Inflation. A state of mind characterized by an exaggerated sense of self-importance, often compensated by feelings of inferiority. (See also mana-personality and negative inflation.)
Inflation, whether positive or negative, is a symptom of psychological possession, indicating the need to assimilate unconscious complexes or disidentify from the self.

An inflated consciousness is always egocentric and conscious of nothing but its own existence.

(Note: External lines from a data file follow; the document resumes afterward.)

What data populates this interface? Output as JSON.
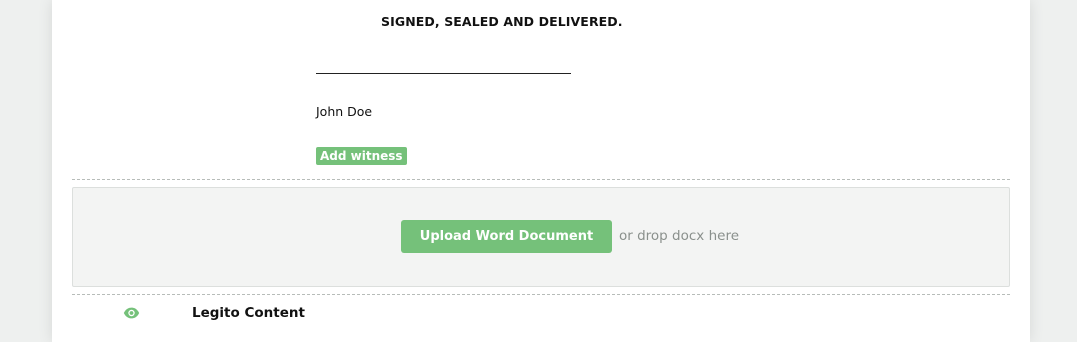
{
  "document": {
    "heading": "SIGNED, SEALED AND DELIVERED.",
    "signer_name": "John Doe",
    "add_witness_label": "Add witness"
  },
  "upload": {
    "button_label": "Upload Word Document",
    "drop_hint": "or drop docx here"
  },
  "section": {
    "icon": "eye-icon",
    "title": "Legito Content"
  },
  "colors": {
    "accent_green": "#75c17a",
    "page_background": "#eef0ef",
    "dropzone_background": "#f3f4f3",
    "hint_text": "#8a908c"
  }
}
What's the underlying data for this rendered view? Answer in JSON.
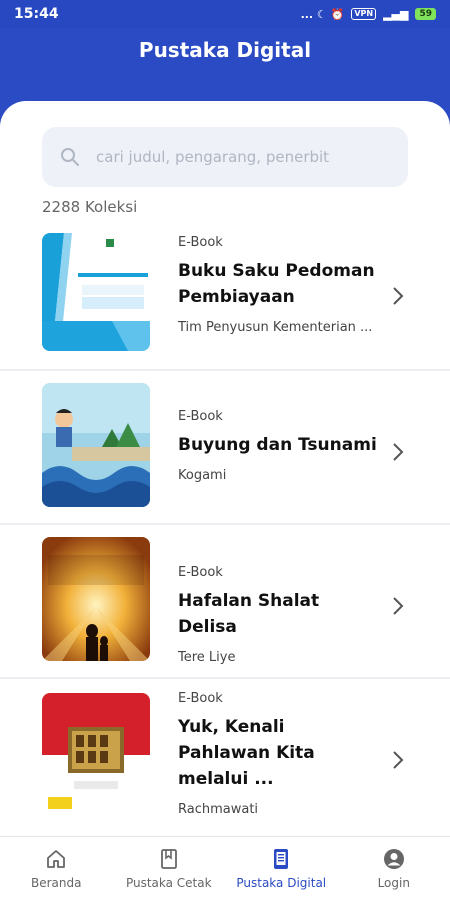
{
  "status_bar": {
    "time": "15:44",
    "indicators": "... ☾ ⏰",
    "vpn": "VPN",
    "battery": "59"
  },
  "app_bar": {
    "title": "Pustaka Digital"
  },
  "search": {
    "placeholder": "cari judul, pengarang, penerbit",
    "value": ""
  },
  "collection_count": "2288 Koleksi",
  "books": [
    {
      "type": "E-Book",
      "title": "Buku Saku Pedoman Pembiayaan",
      "author": "Tim Penyusun Kementerian ...",
      "cover_icon": "cover-blue-white"
    },
    {
      "type": "E-Book",
      "title": "Buyung dan Tsunami",
      "author": "Kogami",
      "cover_icon": "cover-illustrated"
    },
    {
      "type": "E-Book",
      "title": "Hafalan Shalat Delisa",
      "author": "Tere Liye",
      "cover_icon": "cover-sunset"
    },
    {
      "type": "E-Book",
      "title": "Yuk, Kenali Pahlawan Kita melalui ...",
      "author": "Rachmawati",
      "cover_icon": "cover-red-white"
    }
  ],
  "bottom_nav": [
    {
      "label": "Beranda",
      "icon": "home-icon",
      "active": false
    },
    {
      "label": "Pustaka Cetak",
      "icon": "book-icon",
      "active": false
    },
    {
      "label": "Pustaka Digital",
      "icon": "tablet-icon",
      "active": true
    },
    {
      "label": "Login",
      "icon": "account-icon",
      "active": false
    }
  ],
  "colors": {
    "primary": "#2b4bc4",
    "background": "#ffffff",
    "search_bg": "#eef1f8"
  }
}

It is incapable of learning from the past, incapable of understanding contemporary events, and incapable of drawing right conclusions about the future. It is hypnotized by itself and therefore cannot be argued with. It inevitably dooms itself to calamities that must strike it dead. Paradoxically enough, inflation is a regression of consciousness into unconsciousness. This always happens when consciousness takes too many unconscious contents upon itself and loses the faculty of discrimination, the sine qua non of all consciousness.[“Epilogue,” CW 12, par. 563.]

[Inflation] should not be interpreted as . . . conscious self-aggrandizement. Such is far from being the rule. In general we are not directly conscious of this condition at all, but can at best infer its existence indirectly from the symptoms. These include the reactions of our immediate environment. Inflation magnifies the blind spot in the eye.[“The Self,” CW 9ii, par. 44.]